– Почему на хутор, а не в деревню?
– Жадность, герр оберст, – усмехнулся Ренике. – За поимку беглеца была назначена денежная награда. А эта русская сволочь запереживала, что получит не весь куш, если привезет беглеца на полицейский пост или в местную комендатуру. Делиться не захотел. А хутор… В общем, в прошлом году этот Крюков прибрал его к рукам, обживает, как собственный…
– Распустили вы тут весь этот славянский сброд, – буркнул фон Заукель. – Среди героев Восточного фронта, без сомнения, найдется достаточное количество офицеров, которые достойны вступить во владение местными лесными и земельными угодьями. Я с удовольствием посетил бы любого из своих боевых друзей, получи он за пролитую на полях сражений кровь фольварк поблизости. Можно обустроить уютный охотничий домик, не хуже тирольского. Говорят, здесь полно дичи? Вепри, лоси…
– Пока в этих лесах вооруженного двуногого зверья больше, чем нормальной дичи, – не удержался гестаповец, – а охота на него мало напоминает даже облаву на волков или загон кабана…
– Не жальтесь, Ренике. Мы отвлеклись. Дальше!
– Полицай оставил пленника связанным на хуторе, вернулся в деревню и сообщил нам.
– О каком вознаграждении вы объявили? – полковник с усмешкой глянул на Ренике.
– Полторы сотни остмарок.
– Столько суеты из-за жалкой пригоршни пфеннигов, – брезгливо поморщился Заукель. – Ваш осведомитель и в самом деле патологически жаден.
– Патология или нет, но это позволило нам разыграть комбинацию.
– О! Какая оперативность! Это интересно. И что же вы придумали?
– Сообщение о беглеце получил мой заместитель, оберштурмфюрер Краус. Он немедленно выехал на хутор. Со слов нашего осведомителя, до приезда Крауса, лагерник в сознание так и не приходил. Основательно разбил где-то голову, еще до встречи с полицаем. Да и тот тоже, при задержании, основательно приложил лагерника прикладом…
– Ренике, не надо воды, времени в обрез! Повторяю – самую суть! – оборвал гестаповца полковник.
– При личном обыске у беглеца обнаружена шифровка.
– Так! – оживился Заукель. От его сухости не осталось и следа. – Прекрасно! Прекрасно, Ренике!

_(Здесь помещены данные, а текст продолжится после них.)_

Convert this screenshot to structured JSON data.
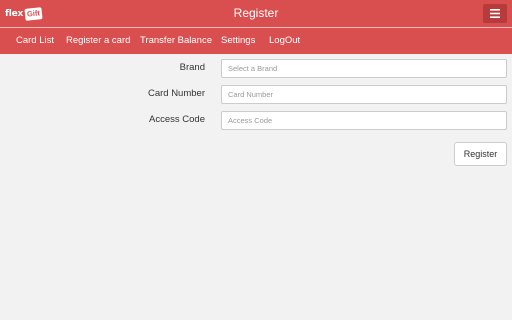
{
  "header": {
    "logo_text": "flex",
    "logo_badge": "Gift",
    "title": "Register",
    "menu_icon": "hamburger-icon"
  },
  "nav": {
    "items": [
      {
        "label": "Card List"
      },
      {
        "label": "Register a card"
      },
      {
        "label": "Transfer Balance"
      },
      {
        "label": "Settings"
      },
      {
        "label": "LogOut"
      }
    ]
  },
  "form": {
    "brand": {
      "label": "Brand",
      "placeholder": "Select a Brand",
      "value": ""
    },
    "card_number": {
      "label": "Card Number",
      "placeholder": "Card Number",
      "value": ""
    },
    "access_code": {
      "label": "Access Code",
      "placeholder": "Access Code",
      "value": ""
    },
    "submit_label": "Register"
  },
  "colors": {
    "accent": "#d94f4f",
    "accent_dark": "#b73b3b",
    "background": "#f2f2f2"
  }
}
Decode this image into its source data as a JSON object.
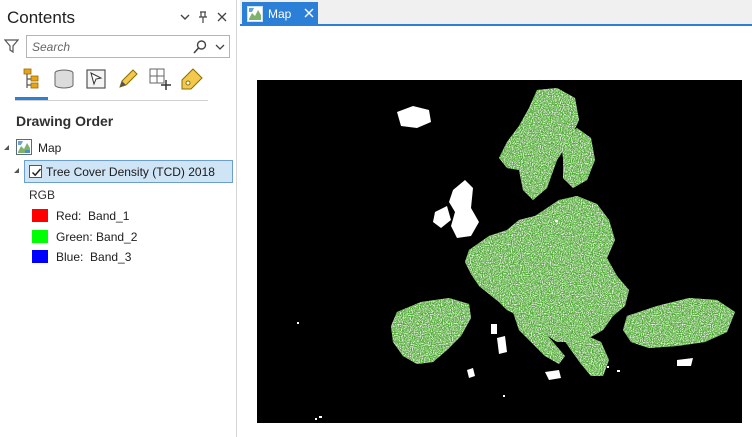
{
  "contents": {
    "title": "Contents",
    "search_placeholder": "Search",
    "section_title": "Drawing Order",
    "tools": [
      "list-by-drawing-order-icon",
      "list-by-data-source-icon",
      "list-by-selection-icon",
      "list-by-editing-icon",
      "list-by-snapping-icon",
      "list-by-labeling-icon"
    ],
    "map_node_label": "Map",
    "layer_label": "Tree Cover Density (TCD) 2018",
    "layer_checked": true,
    "symbology_label": "RGB",
    "bands": [
      {
        "label": "Red:  Band_1",
        "color": "#ff0000"
      },
      {
        "label": "Green: Band_2",
        "color": "#00ff00"
      },
      {
        "label": "Blue:  Band_3",
        "color": "#0000ff"
      }
    ]
  },
  "map_view": {
    "tab_label": "Map",
    "background_color": "#000000",
    "accent_color": "#2b7fd6"
  }
}
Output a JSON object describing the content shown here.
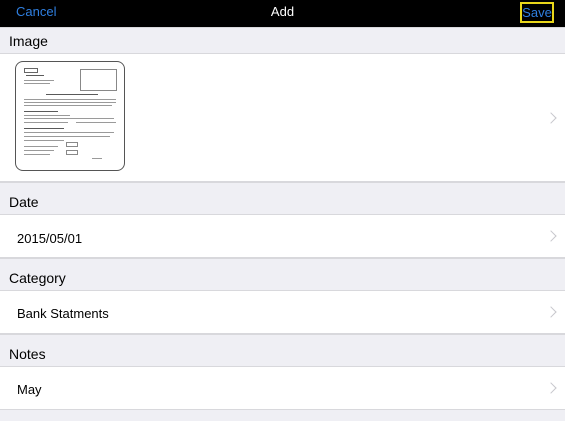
{
  "navbar": {
    "cancel_label": "Cancel",
    "title": "Add",
    "save_label": "Save"
  },
  "sections": {
    "image": {
      "header": "Image"
    },
    "date": {
      "header": "Date",
      "value": "2015/05/01"
    },
    "category": {
      "header": "Category",
      "value": "Bank Statments"
    },
    "notes": {
      "header": "Notes",
      "value": "May"
    }
  },
  "icons": {
    "chevron": "chevron-right-icon",
    "thumbnail": "document-thumbnail"
  },
  "colors": {
    "nav_background": "#000000",
    "accent": "#2f7fe0",
    "highlight_border": "#e8d61a",
    "group_background": "#efeff4",
    "chevron": "#c7c7cc"
  }
}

Ну!
– Краус ее скопировал.
– Смысл?
– Сейчас поясню. Прежде – для вашего сведения. – Ренике вытянул из внутреннего кармана и протянул полковнику сложенный вчетверо лист бумаги. Заукель жадно впился глазами в столбец пятизначных чисел.
– Теперь об оригинале, – самодовольно продолжил гестаповец. – Шифровка – на клочке ткани. Была у лагерника примотана к ноге – под повязкой на фурункуле. Оригинал вернули на место. А комбинация такова: наш агент пару-тройку дней позаботится о беглеце. Когда тот очухается, – постарается выведать, куда и кому эта лагерная скотина волокла шифровку. При благоприятном развитии ситуации мы обеспечим внедрение нашего агента в красное подполье. Имеется информация, что неподалеку от Остбурга под видом партизанского отряда орудует спецгруппа энкавэдэ, а не банда из местных… э… мужиков.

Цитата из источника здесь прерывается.